Joyce and her mother set about exploring Cambridge for the first few days of their stay, and Celia told her it was like most other places she’d been to in England, only it had more pubs, more even than Brighton, and that was saying something. Joyce couldn’t think of much except how freezing cold it was, and not just because of the snow that hadn’t let up since the New Year. Aggie told them that there was a constant bone chilling wind that blew through Cambridge in winter and it came all the way from Russia. Due to everyone being wrapped up in layers of clothing and hiding half their faces with scarves, Joyce didn’t notice the black capes some of the men around the market square had on weren’t made to keep the wearer warm. She was too busy trying to not get snow and hail in her eyes.
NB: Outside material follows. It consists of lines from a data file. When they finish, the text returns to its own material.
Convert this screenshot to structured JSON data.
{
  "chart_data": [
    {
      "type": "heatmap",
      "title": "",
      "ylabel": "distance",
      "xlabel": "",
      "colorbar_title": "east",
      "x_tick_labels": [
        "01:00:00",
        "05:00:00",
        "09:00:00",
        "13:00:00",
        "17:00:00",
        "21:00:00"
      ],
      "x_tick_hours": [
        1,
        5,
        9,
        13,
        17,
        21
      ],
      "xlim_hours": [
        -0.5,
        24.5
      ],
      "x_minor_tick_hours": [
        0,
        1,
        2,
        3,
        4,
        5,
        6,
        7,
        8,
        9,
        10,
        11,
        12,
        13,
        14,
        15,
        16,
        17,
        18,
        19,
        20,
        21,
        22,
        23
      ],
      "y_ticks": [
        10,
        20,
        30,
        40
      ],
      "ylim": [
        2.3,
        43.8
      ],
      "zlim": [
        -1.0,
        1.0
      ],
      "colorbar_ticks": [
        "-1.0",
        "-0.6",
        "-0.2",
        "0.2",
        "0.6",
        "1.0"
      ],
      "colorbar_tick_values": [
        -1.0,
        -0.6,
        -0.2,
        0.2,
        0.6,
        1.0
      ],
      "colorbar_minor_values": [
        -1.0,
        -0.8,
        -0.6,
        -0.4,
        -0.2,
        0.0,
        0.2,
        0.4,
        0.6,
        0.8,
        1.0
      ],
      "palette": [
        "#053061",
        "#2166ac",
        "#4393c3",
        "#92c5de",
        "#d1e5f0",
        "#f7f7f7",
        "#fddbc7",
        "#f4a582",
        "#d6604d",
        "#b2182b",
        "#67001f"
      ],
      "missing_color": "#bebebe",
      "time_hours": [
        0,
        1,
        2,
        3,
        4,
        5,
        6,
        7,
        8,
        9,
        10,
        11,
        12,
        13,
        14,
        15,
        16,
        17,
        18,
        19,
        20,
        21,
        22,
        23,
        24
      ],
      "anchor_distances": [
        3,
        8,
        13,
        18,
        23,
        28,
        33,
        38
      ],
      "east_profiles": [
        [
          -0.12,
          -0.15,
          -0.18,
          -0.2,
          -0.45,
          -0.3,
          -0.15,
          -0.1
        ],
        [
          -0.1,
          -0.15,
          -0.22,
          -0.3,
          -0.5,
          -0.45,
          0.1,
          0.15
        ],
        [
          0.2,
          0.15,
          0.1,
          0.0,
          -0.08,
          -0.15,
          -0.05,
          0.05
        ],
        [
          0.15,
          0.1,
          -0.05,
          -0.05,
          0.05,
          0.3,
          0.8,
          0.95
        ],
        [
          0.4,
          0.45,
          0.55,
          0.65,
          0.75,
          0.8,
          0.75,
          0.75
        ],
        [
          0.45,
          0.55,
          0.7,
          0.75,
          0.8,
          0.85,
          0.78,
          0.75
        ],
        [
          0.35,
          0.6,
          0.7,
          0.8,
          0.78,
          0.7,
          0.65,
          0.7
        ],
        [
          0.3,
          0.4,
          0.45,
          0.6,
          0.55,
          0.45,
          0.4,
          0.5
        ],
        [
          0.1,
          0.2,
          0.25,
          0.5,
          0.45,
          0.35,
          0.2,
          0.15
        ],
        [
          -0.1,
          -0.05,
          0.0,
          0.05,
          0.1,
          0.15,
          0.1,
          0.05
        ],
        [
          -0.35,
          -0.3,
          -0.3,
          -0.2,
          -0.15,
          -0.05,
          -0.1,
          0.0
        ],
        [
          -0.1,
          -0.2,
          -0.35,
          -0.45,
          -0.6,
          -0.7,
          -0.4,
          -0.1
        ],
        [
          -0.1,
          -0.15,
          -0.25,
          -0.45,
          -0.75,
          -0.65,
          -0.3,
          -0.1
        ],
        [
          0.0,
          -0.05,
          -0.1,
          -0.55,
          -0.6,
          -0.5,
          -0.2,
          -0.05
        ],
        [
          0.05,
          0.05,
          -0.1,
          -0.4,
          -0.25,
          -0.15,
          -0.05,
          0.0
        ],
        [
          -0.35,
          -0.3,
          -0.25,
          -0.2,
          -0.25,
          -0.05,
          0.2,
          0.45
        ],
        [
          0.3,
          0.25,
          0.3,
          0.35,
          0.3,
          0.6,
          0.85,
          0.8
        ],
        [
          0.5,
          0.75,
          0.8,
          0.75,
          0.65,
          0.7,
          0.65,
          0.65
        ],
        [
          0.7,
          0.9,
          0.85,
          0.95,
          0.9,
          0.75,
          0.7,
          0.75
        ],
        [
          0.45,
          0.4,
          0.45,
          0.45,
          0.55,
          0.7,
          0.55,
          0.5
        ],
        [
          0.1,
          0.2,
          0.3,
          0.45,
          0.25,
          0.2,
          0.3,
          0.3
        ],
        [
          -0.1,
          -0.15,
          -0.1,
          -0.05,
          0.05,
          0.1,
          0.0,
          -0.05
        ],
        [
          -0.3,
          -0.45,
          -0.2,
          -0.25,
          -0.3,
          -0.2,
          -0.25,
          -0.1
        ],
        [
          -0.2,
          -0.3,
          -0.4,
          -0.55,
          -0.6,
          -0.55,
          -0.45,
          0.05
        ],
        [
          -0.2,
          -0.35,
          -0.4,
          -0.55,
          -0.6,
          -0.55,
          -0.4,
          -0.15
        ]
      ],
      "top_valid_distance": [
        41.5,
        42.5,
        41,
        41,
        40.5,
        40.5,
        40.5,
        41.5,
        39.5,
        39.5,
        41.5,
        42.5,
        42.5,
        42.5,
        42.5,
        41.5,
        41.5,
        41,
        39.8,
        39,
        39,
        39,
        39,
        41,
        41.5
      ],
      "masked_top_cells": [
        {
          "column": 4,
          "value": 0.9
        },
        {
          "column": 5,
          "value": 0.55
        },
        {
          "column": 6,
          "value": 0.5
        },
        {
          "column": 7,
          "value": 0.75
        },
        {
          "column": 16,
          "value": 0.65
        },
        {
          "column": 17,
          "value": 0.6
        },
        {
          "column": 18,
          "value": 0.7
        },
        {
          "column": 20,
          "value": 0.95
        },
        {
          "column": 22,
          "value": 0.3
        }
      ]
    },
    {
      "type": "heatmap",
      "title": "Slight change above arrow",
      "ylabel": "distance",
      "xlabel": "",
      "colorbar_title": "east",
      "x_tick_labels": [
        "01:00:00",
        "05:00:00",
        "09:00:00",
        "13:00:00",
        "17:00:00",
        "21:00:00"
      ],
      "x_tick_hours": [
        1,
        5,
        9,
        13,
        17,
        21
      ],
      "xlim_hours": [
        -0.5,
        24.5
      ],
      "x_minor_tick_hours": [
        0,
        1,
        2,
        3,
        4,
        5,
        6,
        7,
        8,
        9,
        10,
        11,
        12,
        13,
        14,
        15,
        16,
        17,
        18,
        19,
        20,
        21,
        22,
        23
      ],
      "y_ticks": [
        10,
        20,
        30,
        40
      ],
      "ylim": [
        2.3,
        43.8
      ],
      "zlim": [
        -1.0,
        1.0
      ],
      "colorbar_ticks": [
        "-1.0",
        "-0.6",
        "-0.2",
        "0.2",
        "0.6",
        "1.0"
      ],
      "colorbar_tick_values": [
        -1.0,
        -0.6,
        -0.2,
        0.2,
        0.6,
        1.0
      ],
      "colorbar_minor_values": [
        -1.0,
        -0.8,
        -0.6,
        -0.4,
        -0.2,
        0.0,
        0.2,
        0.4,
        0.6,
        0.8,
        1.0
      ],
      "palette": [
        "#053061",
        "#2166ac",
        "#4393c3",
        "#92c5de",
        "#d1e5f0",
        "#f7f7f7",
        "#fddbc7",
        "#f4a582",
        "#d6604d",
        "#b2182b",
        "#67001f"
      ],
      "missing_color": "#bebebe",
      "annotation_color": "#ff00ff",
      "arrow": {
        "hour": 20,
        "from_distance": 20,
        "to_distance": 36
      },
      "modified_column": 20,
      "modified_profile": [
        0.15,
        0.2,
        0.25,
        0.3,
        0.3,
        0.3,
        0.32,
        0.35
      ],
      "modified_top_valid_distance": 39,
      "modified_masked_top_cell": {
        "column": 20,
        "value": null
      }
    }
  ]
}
One morning, a week after being in the town, Joyce spotted a couple of young men in their pyjamas and dressing gowns, carrying towels and walking across Parker’s Piece. Admittedly it was early, not yet 8 a.m., but it was very odd, she thought. ‘What are those funny men doing?’ she asked her mum. Celia shushed her and said they’d ask Aggie when they got back home with the fresh milk they’d gone out for (the milky hadn’t arrived).
Celia explained what they’d seen, and Aggie laughed. ‘They’re just going for their morning baths, that’s all.’
‘Eh?’ Celia replied. ‘I thought you told me the public baths were up off Mill Road, in that funny-sounding street, what was it, G-why-deer?’
‘They are, in Gwydir Street. Those blokes you saw were going off to their colleges for a bath. The places they stay, like mine here, don’t have any bathing, just a tin tub in front of the fire. None of the gentlemen I had staying ever wanted the tin tub, though, they’d always go and have a bath at college. Then they’ll go back to their digs and have a cooked breakfast. You see ’em in their ’jamas all weather, some of ’em. Funny bunch. None of my gents ever went out of the house in their night-clothes, though, I can tell you.’